Goldsworthy writes with conviction and has visualised a marriage that takes itself apart bit by bit. As the realisation of his wife's betrayal dawns on Martin, he is overwhelmed by his own hate for his sick friend. Very much a thriller, Three Dog Night leaves you reeling under a gamut of feelings — love, despair, desolation and then the waiting sadness.

Three Dog Night, Peter Goldsworthy, Penguin, Rs. 350.


YOUNG Binapani belongs to a small town in Assam where life rolls on at a rather gentle pace. But she is confronted by a set of new questions each day. Why are girls not allowed to study? And the question of poverty? Why are some more poor than others, some subject to limitations on the basis of their caste? Binapani wants answers to all this and much more. Her mind wonders as to why the local nationalist hero is always in hiding. Before there is any answer to all her questions, she is sent to be married off to a much older man. Life assumes a familiar pattern where routine and drudgery merge when Binapani meets an old friend. They resume their association and suddenly the world is full of endless possibilities. Binapani's story changes with the historical backdrop against which it is written. Her relationships assume other proportions even as the country goes through the throes of upheaval. A poignant and telling story, this is the tale of childhood lost in transition to womanhood.
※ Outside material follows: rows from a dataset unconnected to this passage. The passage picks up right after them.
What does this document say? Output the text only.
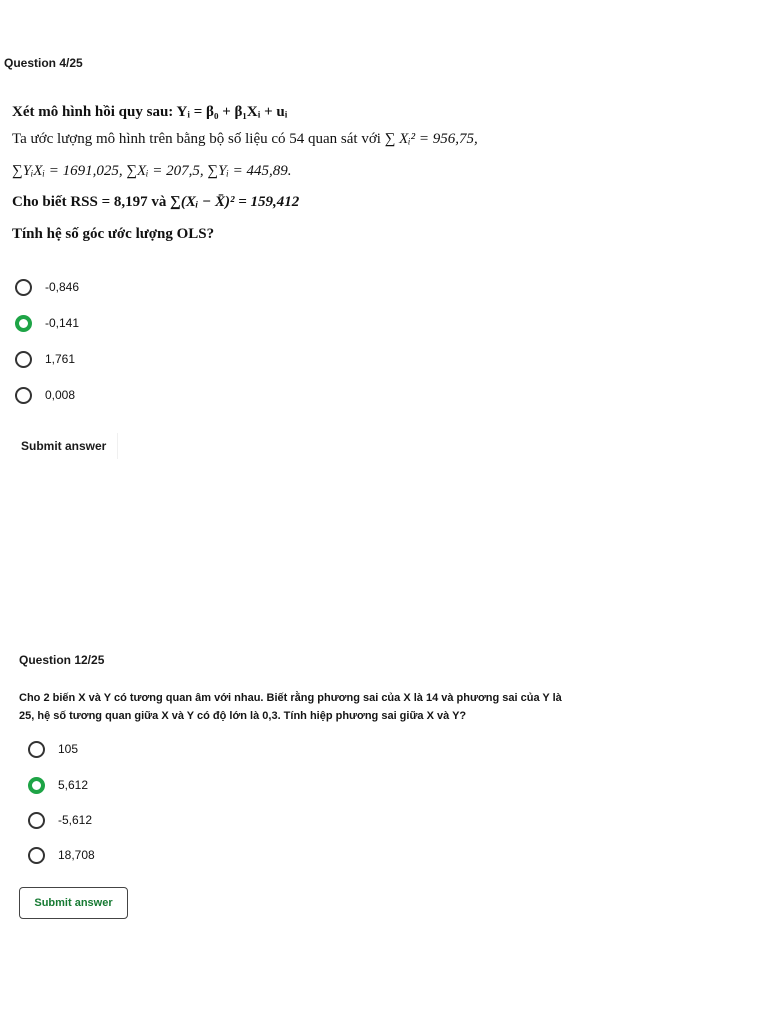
Question 4/25
Xét mô hình hồi quy sau: Yᵢ = β₀ + β₁Xᵢ + uᵢ
Ta ước lượng mô hình trên bằng bộ số liệu có 54 quan sát với ∑ Xᵢ² = 956,75,
∑YᵢXᵢ = 1691,025, ∑Xᵢ = 207,5, ∑Yᵢ = 445,89.
Cho biết RSS = 8,197 và ∑(Xᵢ − X̄)² = 159,412
Tính hệ số góc ước lượng OLS?
-0,846
-0,141
1,761
0,008
Submit answer
Question 12/25
Cho 2 biến X và Y có tương quan âm với nhau. Biết rằng phương sai của X là 14 và phương sai của Y là
25, hệ số tương quan giữa X và Y có độ lớn là 0,3. Tính hiệp phương sai giữa X và Y?
105
5,612
-5,612
18,708
Submit answer
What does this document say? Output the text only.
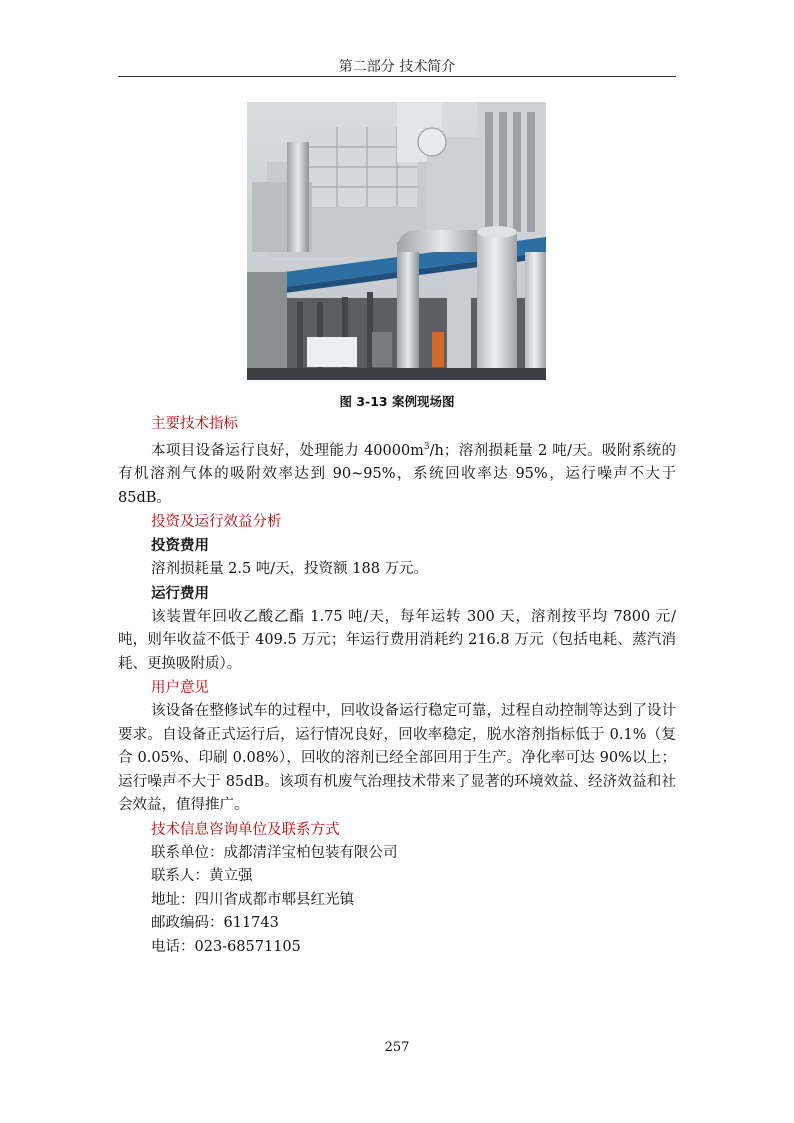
第二部分 技术简介
图 3-13 案例现场图
主要技术指标

本项目设备运行良好，处理能力 $40000m^3/h$；溶剂损耗量 2 吨/天。吸附系统的有机溶剂气体的吸附效率达到 90~95%，系统回收率达 95%，运行噪声不大于 85dB。

投资及运行效益分析
投资费用
溶剂损耗量 2.5 吨/天，投资额 188 万元。
运行费用

该装置年回收乙酸乙酯 1.75 吨/天，每年运转 300 天，溶剂按平均 7800 元/吨，则年收益不低于 409.5 万元；年运行费用消耗约 216.8 万元（包括电耗、蒸汽消耗、更换吸附质）。

用户意见

该设备在整修试车的过程中，回收设备运行稳定可靠，过程自动控制等达到了设计要求。自设备正式运行后，运行情况良好，回收率稳定，脱水溶剂指标低于 0.1%（复合 0.05%、印刷 0.08%），回收的溶剂已经全部回用于生产。净化率可达 90%以上；运行噪声不大于 85dB。该项有机废气治理技术带来了显著的环境效益、经济效益和社会效益，值得推广。

技术信息咨询单位及联系方式
联系单位：成都清洋宝柏包装有限公司
联系人：黄立强
地址：四川省成都市郫县红光镇
邮政编码：611743
电话：023-68571105
257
Dawn, Arupa Kalita Patangia, Zubaan, Rs. 295.


ALEXANDRA FULLER carries the "white man's cross". This intensely personal memoir is set in Africa where the author spent her childhood years. Her account of going back to the country and being faced with the changed situation is informative as well as interesting. However, Fuller gets lost in the maze of her own emotional turmoil as she grapples with the fatal attraction she feels for her fellow traveller who is throughout the book mysteriously addressed as K. As she tours the country with him, Fuller learns firsthand of the extreme devastation and emotional scars that war can leave in its wake. Of course, the end is painful as she parts company with K, realising that they inhabit externally and internally two very different worlds.

Scribbling the Cat, Alexandra Fuller, Picador, price not stated.


IS this part-fiction or fantasy? Sci-fi or plain gibberish? To find out, one must delve through pages and pages of a non-story written without coherence or imagination. If it is science fiction then it's definitely not what one recognises as SF and if it is a flight of fantasy its more like a acid tripper's trip gone awry. A strange tale of golems, fighting men, a prostituted militia, a demented saviour, all of whom seem to work at cross purposes. Need one say more then?

Iron Council, China Miéville, Macmillan, price not stated.